Butterflies and Bees Observed Drinking Crocodile Tears

Posted on May 2, 2014

Butterfly and bee observed drinking crocodile tears


Researchers have observed a butterfly species (Dryas iulia) and a bee species (Centris sp.) drinking tears from a spectacled caiman (Caiman crocodilus) on Costa Rica's Puerto Viejo River. A boat carrying students, photographers, and aquatic ecologist Carlos de la Rosa was passing slowing by. De la Rosa caught the moment on film. The crocodile does not try to shoo the insects away. Take a look:



De la Rosa, director of the La Selva Biological Station for the Organization for Tropical Field Studies in San Pedro, Costa Rica, says, "It was one of those natural history moments that you long to see up close. But then the question becomes, what's going on in here? Why are these insects tapping into this resource?"

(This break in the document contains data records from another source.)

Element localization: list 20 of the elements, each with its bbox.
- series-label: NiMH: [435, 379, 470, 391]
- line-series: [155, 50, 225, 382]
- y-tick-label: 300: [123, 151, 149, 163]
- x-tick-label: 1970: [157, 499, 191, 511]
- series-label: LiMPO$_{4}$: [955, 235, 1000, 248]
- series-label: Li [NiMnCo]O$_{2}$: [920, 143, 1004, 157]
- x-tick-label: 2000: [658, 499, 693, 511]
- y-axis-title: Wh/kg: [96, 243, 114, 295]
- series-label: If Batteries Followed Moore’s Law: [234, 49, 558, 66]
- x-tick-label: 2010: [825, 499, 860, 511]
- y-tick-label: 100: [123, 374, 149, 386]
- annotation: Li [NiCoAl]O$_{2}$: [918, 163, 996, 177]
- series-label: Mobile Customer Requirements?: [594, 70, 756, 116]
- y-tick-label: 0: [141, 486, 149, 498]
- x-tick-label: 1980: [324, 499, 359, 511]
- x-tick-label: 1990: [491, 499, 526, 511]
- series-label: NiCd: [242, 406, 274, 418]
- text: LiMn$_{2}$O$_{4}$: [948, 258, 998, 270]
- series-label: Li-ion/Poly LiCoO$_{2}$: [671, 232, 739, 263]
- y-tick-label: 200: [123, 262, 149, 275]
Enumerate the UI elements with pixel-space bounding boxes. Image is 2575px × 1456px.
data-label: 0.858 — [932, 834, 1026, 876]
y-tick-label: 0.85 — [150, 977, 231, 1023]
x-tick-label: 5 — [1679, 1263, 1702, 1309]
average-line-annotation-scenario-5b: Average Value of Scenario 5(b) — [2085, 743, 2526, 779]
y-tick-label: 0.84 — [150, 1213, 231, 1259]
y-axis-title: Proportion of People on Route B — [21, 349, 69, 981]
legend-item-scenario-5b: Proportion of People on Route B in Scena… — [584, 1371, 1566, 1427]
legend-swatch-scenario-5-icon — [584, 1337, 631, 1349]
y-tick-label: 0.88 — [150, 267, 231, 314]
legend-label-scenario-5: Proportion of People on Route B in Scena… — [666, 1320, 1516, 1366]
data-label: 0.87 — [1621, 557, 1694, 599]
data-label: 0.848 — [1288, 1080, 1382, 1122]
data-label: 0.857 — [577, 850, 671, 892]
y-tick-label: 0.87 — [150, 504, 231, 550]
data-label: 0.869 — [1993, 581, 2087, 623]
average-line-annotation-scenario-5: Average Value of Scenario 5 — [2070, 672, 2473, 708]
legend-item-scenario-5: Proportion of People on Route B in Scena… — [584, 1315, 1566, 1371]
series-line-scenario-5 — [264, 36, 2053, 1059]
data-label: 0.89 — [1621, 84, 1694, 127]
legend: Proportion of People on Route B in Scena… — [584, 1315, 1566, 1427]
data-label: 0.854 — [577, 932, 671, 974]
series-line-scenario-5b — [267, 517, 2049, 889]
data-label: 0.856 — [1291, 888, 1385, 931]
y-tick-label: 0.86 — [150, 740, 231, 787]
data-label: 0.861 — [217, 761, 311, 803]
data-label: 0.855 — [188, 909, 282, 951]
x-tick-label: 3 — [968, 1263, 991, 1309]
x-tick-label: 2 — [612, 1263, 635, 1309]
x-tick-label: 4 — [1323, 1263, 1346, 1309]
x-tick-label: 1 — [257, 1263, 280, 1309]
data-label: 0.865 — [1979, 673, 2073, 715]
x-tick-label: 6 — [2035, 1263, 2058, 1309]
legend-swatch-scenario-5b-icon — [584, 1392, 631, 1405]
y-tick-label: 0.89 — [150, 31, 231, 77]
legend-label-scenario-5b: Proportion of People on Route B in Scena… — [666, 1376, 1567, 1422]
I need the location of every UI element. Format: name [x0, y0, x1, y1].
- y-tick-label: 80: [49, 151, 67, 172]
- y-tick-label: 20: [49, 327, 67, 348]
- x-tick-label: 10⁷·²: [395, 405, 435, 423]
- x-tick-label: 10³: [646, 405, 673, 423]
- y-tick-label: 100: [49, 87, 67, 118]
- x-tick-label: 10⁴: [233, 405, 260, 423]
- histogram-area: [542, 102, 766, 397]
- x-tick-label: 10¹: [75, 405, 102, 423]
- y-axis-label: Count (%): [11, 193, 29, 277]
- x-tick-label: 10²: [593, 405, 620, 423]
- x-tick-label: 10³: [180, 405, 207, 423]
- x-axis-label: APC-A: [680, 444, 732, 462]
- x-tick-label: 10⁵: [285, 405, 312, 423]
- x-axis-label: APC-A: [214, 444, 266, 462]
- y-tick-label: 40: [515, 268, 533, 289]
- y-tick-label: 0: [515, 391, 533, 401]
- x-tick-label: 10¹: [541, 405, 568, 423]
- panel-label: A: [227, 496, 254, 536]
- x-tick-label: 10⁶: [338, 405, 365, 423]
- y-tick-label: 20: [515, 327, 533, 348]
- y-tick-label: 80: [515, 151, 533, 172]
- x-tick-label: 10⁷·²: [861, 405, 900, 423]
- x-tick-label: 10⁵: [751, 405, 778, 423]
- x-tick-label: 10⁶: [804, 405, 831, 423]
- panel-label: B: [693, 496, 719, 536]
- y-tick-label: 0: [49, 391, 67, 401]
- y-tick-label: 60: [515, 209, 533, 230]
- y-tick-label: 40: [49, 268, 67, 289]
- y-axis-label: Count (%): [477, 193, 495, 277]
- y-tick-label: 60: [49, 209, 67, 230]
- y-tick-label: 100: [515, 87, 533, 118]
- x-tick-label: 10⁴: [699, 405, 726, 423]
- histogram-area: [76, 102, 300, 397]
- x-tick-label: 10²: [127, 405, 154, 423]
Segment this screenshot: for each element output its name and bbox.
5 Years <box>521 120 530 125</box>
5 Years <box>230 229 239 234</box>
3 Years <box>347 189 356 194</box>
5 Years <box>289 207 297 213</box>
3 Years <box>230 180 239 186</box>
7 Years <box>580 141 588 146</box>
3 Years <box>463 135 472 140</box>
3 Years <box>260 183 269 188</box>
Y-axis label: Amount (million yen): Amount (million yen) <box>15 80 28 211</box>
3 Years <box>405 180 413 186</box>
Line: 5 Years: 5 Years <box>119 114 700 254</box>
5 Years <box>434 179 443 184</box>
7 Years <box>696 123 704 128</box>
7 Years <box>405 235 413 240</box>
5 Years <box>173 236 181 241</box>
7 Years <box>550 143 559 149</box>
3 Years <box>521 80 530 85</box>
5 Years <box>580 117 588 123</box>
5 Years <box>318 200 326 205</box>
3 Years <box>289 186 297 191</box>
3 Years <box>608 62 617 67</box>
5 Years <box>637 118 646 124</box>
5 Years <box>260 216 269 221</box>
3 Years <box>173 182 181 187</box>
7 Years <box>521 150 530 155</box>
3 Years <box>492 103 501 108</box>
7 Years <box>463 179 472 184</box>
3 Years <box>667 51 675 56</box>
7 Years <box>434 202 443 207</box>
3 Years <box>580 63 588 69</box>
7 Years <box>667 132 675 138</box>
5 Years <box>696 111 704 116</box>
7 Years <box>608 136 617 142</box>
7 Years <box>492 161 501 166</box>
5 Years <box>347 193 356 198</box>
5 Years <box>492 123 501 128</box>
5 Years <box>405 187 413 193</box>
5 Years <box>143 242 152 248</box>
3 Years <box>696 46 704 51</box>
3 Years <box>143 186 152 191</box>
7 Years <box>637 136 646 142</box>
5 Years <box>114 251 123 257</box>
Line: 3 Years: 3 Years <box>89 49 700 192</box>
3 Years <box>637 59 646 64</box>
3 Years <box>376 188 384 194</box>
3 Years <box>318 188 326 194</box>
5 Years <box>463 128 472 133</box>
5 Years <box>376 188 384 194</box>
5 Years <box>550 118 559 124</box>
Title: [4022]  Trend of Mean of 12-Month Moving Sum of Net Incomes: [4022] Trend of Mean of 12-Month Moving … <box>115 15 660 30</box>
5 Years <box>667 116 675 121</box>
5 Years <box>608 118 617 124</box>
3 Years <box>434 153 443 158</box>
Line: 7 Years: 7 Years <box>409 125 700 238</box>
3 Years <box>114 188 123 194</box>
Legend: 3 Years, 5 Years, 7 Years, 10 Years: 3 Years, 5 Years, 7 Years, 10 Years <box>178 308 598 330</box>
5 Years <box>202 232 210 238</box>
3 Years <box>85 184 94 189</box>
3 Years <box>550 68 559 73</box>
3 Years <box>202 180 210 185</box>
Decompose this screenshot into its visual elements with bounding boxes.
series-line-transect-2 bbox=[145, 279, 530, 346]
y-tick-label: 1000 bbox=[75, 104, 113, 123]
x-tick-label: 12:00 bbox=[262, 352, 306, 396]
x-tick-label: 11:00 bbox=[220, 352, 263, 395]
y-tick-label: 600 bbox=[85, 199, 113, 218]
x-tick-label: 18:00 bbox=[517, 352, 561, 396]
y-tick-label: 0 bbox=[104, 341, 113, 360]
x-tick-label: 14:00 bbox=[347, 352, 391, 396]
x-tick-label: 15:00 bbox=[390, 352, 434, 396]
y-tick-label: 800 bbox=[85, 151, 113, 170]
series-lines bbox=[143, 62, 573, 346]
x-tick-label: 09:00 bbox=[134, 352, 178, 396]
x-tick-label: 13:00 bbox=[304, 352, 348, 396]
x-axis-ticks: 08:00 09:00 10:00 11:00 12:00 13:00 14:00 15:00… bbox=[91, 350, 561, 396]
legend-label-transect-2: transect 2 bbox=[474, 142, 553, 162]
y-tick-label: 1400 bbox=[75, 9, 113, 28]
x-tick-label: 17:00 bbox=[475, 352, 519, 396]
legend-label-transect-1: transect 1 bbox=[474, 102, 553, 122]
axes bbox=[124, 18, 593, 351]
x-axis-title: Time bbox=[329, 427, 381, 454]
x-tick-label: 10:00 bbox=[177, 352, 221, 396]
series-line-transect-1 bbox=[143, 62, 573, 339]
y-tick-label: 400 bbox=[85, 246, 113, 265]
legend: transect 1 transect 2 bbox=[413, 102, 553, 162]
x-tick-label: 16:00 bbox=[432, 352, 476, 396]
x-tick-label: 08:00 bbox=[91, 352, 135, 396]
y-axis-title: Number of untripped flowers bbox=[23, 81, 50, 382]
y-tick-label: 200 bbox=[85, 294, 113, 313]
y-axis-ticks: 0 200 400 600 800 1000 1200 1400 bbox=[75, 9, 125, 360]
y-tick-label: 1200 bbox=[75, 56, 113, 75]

De la Rosa searched Google images and found a lot of people have recorded butterflies and bees drinking tears. He says, "I did a Google search for images and I found out that it is quite common! A lot of people have recorded butterflies, and some bees, doing this."

Bees have been reported drinking human tears in Thailand in a BioOne paper.

De la Rosa reported the encounter here in the May 2014 issue of the Ecological Society of America's journal Frontiers in Ecology and the Environment. The article is called "Additional observations of lachryphagous butterflies and bees."